THE Department of Finance (DoF) has debunked Petron Corp.’s claim that the higher fuel excise tax implemented under Republic Act 10963, or the “Tax Reform for Acceleration and Inclusion Act” (Train), dragged its net income down in the first half of the year.
In a statement on Friday, Finance Undersecretary Gil Beltran said that scenario was “highly unlikely,” given the improved January-to-June income performance reported by Petron’s rivals, like Pilipinas Shell Corp.
Petron said last week its net income plunged by 72.6 percent to P2.6 billion in the first six months from P9.5 billion in the same period last year. It claimed that price increases resulting from Train’s implementation led to a decrease in its domestic fuel sales.

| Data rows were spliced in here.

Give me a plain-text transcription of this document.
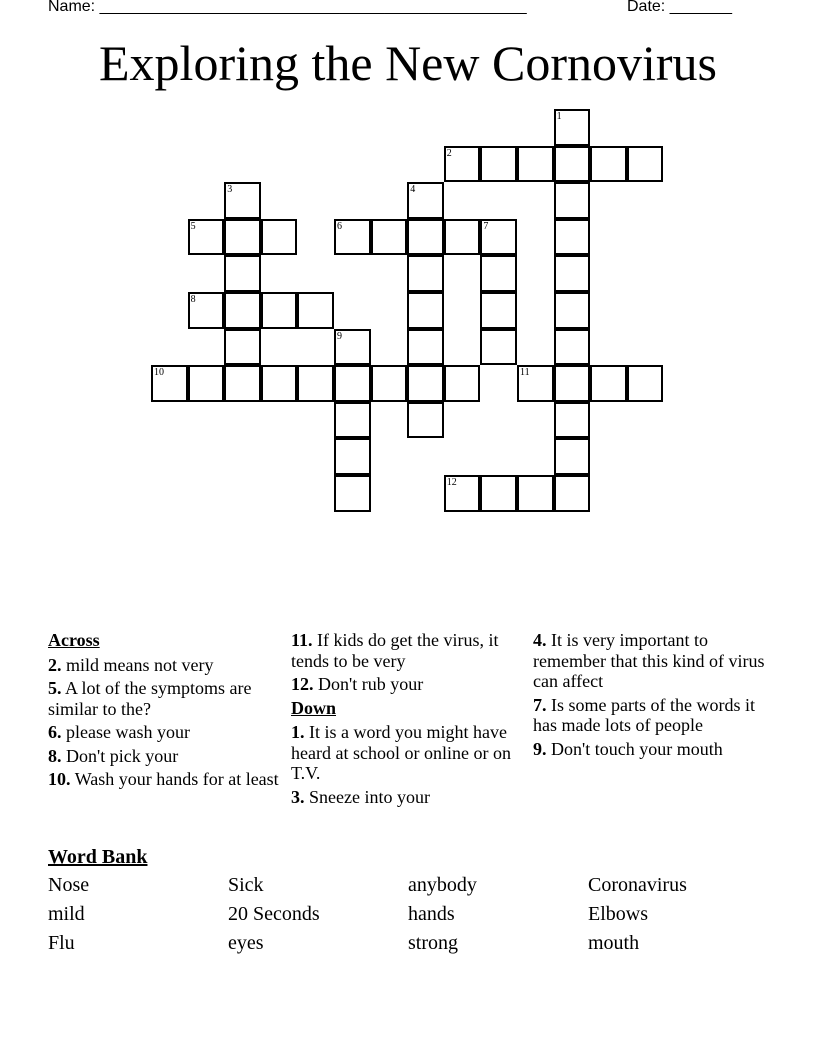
Name: ________________________________________________	Date: _______
Exploring the New Cornovirus
1
2
3	4
5	6	7
8
9
10	11
12
Across
2. mild means not very
5. A lot of the symptoms are similar to the?
6. please wash your
8. Don't pick your
10. Wash your hands for at least
11. If kids do get the virus, it tends to be very
12. Don't rub your
Down
1. It is a word you might have heard at school or online or on T.V.
3. Sneeze into your
4. It is very important to remember that this kind of virus can affect
7. Is some parts of the words it has made lots of people
9. Don't touch your mouth
Word Bank
Nose	Sick	anybody	Coronavirus
mild	20 Seconds	hands	Elbows
Flu	eyes	strong	mouth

The first package of the government’s Comprehensive Tax Reform Program that took effect at the start of 2018, Train implemented a gradual increase of oil excise taxes by up to P6 per liter over three years, with lower rates for “essential products,” such as diesel, kerosene and liquefied petroleum.
“We looked at their financials and it seems highly unlikely. It is misleading for Petron to blame Train for their decrease in sales,” said Beltran, also the Finance department’s chief economist.
According to him, the DoF looked at recent reports from other major oil players, including Shell, which also has a refinery.
“Shell actually reported that, despite lower profits in the first half of 2019 compared to the same period in 2018, [it] saw higher retail volume growth across all business segments in the second quarter, which is the opposite of the Petron story,” the official said.
“In addition, Petron’s message that higher prices led to a decline in sales is inconsistent with their history,” he added.
The Finance department found that, despite the peak of gasoline and diesel retail prices during the first quarter of 2012, Petron revenues still increased by 17 percent or P10.6 billion from the amount recorded the year before.
In the first half of 2012, when the oil price was highest, Petron’s income grew by 43 percent, Beltran said.
“Perhaps, Petron should look inward to understand the true cause,” he added.
Petron also reported that their indirect expenses grew by 78 percent in the first quarter of 2019, which suggests lower efficiency, resulting in the income decrease, according to Beltran.
“Blaming Train for their income drop is unwarranted. Taking into account much higher indirect expenses, it appears the reason for Petron’s performance can be attributed to internal issues or, perhaps, weakening market share because they refuse to adjust their prices, and not higher excise tax,” he said.